Unabhängigkeit und Behaglichkeit – Öfen und Kamine

Wer es im Winter warm haben möchte, ist auf die Energieversorger angewiesen – wenn er keinen Kaminofen hat. Kamine und ganz besonders das Ofenfeuer sehen nicht nur schön aus und verbreiten eine wesentlich atmosphärischere Wärme als Gas-, Zentral-, Öl-, oder Elektroheizungen, sie können das Heim bei richtigem Betrieb auch weitgehend CO2 neutral heizen.

Nichts geht ohne Vorbereitung

Bevor man sich einen Kaminofen anschafft, sollte man prüfen ob das Haus über den nötigen Kaminabzug verfügt oder ob erst ein (z.B. Außen-)Kamin gezogen werden müsste. Das nachträgliche Ziehen eines Kaminschachts kann mitunter sehr teuer werden. Nicht nur daher ist es ratsam den örtlichen Bezirksschornsteinfeger frühzeitig in die Planung mit einzubeziehen. Denn nur der Bezirksschornsteinfegermeister kann eine Feuerstelle abnehmen und zulassen. In der Regel klärt ein kostenloses Gespräch vor Ort ob der Einbau eines Kaminofens realisierbar ist und/oder welche Umbauten nötig sind bevor eine neue Feuerstätte abgenommen und zugelassen werden kann.
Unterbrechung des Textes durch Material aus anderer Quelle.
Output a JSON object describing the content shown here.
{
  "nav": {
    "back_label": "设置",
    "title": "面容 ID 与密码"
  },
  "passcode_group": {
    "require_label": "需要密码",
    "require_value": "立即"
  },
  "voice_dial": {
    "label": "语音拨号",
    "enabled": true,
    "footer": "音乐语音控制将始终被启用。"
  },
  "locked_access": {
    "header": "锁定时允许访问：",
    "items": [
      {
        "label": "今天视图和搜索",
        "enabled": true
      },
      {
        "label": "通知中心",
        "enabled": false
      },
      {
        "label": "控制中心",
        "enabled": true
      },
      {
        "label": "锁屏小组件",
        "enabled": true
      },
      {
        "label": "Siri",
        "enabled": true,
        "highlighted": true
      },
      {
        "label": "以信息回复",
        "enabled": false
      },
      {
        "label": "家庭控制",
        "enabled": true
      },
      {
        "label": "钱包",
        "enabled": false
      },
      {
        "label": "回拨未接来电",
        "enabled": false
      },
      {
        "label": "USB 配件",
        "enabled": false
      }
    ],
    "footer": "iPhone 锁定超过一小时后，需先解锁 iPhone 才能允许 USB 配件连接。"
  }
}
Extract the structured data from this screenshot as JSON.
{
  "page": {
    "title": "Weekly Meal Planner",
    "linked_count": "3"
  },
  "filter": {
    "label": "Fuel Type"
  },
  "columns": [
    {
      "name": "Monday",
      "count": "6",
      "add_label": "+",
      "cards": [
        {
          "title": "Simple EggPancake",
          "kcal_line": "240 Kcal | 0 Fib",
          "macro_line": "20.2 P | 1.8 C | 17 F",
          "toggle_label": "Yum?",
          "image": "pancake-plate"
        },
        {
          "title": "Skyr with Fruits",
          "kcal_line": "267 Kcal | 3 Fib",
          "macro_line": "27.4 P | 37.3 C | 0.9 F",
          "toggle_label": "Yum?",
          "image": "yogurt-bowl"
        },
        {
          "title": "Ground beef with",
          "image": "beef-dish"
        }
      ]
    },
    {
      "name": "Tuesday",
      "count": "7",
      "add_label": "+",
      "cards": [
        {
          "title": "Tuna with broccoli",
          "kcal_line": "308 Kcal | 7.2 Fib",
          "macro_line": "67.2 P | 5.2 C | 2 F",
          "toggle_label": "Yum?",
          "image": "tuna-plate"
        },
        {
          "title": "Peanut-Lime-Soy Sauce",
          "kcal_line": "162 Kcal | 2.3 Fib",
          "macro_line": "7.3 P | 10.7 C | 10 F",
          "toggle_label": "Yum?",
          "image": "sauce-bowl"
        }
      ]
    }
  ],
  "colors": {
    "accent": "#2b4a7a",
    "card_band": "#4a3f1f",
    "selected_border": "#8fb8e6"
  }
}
>> Bezirksschornsteinfeger zu Beginn einbeziehen <<
>> Anschlussmöglichkeiten klären <<
>> Kaminofen für den gewünschten Verwendungszweck wählen <<

Der richtige Kaminofen für jeden Zweck

Sind alle Vorbereitungen getroffen und besteht grünes Licht vom Schornsteinfeger, geht es an die Auswahl eines geeigneten und schönen Kaminofens. Die Baumärkte halten eine Vielzahl verschiedenster Kaminöfen aller möglichen Hersteller bereit. Grundsätzlich muss die Frage geklärt sein, ob die neue Feuerstätte nur gelegentlich für einige Stunden betrieben werden soll oder ob die Möglichkeit des Dauerbetriebes zum Heizen bestehen soll. Im ersten Fall dient ein Kaminofenfeuer wohl primär nur atmosphärischen und ästhetischen Zwecken. Hierfür reichen günstige Baumarktmodelle aus.

Soll ein Kaminofen aber im Dauerbrandbetrieb zum Heizen dienen, so muss dieser aus wesentlich stärkerem Blech gefertigt sein, über eine entsprechende Luftführung sowie Brennraum-Schamottauskleidung verfügen. Soll der Kaminofen zudem auch noch optisch etwas hermachen, kommen meist nur noch Markenmodelle in Frage. Ein gern gemachter Fehler ist einen von der Heizleistung her wesentlich zu großen Ofen einem passendem Modell von entsprechend besserer Heizqualität vorzuziehen. Nur ein passender Ofen guter Qualität verbrennt Holz wirtschaftlich und ökologisch sinnvoll wie effektiv.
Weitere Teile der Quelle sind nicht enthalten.